The present paper focuses primarily on the brain regions that underlie the processing of dynamic versus static facial expressions, although we also present data on dynamic facial expressions alone. In our experiments, we only considered happy and angry emotions. This, however, was typical of the studies available for the meta-analysis; few included more than two emotions. As there were only a few studies that reported coordinates for application of ALE, we had to combine foci from different dynamic facial expressions (e.g., fear, anger, happiness). With more research on dynamic facial expressions, it would be interesting for future meta-analyses to examine specific expressions separately. One criticism for ALE coordinate based meta-analysis technique is whether results from studies of differing methodology (e.g., stimuli presentation, statistical analyses) are comparable. It is not typical to find exactly the same imaging studies; however, many imaging studies target the same domain. In order to make quantitative comparisons across studies in the domain of interest, underlying methodological differences are only partly controlled by choosing, for instance, whole-brain random-effects analyses. In an effort to account for more of these differences we present meta-analyses for both dynamic faces and contrast-specific (dynamic > static) results; the latter accounts for the contrasted control condition. Although the limitations related to the ALE technique have also been discussed in the literature (e.g., Ellison-Wright et al. 2008; Christ et al. 2009; Di Martino et al. 2009), ALE is nonetheless a meta-analytical methodology that has a number of advantages over traditional meta-analytic methods. ALE is not merely a descriptive technique, but it allows for the quantification of locations of common activations by using foci generated by independent research groups using common conditions but different methodologies. Furthermore, it minimizes subjectivity in generating conclusions, as after the collection of contrast coordinates the computational steps are automated. Thus, the ALE provides an important means of objectively summarising data in a specific neuroimaging field, allowing a more solid basis for future studies (as argued by Laird et al. 2009; Kober et al. 2008).

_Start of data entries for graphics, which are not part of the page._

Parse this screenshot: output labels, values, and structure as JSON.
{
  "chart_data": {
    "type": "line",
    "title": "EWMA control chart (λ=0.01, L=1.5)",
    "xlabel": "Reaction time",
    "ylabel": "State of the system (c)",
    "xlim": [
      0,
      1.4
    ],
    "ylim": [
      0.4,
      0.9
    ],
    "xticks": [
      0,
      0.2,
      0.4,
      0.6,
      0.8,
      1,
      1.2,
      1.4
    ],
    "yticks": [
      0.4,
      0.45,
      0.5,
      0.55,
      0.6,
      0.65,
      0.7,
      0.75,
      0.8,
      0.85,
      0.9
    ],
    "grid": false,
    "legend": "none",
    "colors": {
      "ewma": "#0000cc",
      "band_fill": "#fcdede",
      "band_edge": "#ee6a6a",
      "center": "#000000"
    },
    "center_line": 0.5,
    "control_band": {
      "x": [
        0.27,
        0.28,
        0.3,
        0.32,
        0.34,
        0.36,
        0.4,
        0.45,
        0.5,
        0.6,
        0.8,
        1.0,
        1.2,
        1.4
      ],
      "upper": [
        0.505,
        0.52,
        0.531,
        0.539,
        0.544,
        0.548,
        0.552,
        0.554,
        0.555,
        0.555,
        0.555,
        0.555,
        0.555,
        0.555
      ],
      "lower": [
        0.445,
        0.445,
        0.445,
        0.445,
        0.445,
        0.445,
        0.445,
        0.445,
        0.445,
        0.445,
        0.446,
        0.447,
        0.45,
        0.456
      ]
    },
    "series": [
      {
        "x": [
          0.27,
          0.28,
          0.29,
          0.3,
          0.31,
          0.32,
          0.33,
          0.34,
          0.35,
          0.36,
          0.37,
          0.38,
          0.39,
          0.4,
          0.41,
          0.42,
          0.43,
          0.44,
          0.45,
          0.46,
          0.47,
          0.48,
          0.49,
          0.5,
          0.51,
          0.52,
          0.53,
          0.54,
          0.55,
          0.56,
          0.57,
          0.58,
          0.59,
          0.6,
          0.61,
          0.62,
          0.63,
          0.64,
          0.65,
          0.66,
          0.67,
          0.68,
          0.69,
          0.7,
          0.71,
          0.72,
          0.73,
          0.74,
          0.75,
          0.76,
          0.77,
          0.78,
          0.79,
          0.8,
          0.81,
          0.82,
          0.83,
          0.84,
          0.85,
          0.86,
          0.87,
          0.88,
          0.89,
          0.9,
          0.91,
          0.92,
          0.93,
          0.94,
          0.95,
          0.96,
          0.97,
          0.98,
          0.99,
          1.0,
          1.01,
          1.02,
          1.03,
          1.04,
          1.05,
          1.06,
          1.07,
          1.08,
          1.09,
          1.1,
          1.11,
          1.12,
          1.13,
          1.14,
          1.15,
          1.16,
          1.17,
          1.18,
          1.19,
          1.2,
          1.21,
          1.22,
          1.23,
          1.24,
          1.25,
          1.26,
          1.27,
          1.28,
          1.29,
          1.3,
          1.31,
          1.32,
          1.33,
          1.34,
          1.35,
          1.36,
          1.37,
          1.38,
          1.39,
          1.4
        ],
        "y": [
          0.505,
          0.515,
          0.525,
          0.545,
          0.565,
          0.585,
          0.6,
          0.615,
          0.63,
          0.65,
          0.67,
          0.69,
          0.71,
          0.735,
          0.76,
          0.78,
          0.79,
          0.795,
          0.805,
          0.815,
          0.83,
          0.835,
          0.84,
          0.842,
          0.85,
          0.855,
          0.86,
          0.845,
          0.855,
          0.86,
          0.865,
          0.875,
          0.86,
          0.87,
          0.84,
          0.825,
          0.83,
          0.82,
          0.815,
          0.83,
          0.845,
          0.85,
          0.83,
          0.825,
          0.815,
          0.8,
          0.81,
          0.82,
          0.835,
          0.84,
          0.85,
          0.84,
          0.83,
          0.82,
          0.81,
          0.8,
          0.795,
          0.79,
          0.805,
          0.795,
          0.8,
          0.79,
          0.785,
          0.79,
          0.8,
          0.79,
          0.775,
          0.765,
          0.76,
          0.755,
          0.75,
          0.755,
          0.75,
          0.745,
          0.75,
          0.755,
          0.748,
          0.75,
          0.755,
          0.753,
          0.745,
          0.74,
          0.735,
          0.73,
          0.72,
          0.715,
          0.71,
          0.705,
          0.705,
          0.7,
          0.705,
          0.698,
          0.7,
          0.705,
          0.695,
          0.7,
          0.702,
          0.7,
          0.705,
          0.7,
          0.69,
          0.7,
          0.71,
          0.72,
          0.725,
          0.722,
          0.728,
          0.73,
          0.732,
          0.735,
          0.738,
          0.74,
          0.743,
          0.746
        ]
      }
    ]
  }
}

In summary, the results of our three experiments are consistent with previous literature. The meta-analyses quantified this consistency, demonstrating significant concordance among functional neuroimaging studies of dynamic facial expressions. The results from both approaches converge to a set of regions which include the fusiform gyri, middle temporal gyri (V5/MT), STS and amygdalae, which respectively have been shown to process visual features, motion, social and emotional aspects associated with faces. Areas associated with social and emotional aspects, in particular, were highly detectable among studies of dynamic facial expressions, which in turn demonstrate that dynamic stimuli have a statistical power advantage in the study of these processes. Future research using dynamic faces can benefit from this work done in adults and investigate how these areas are implicated in developmental and clinical populations.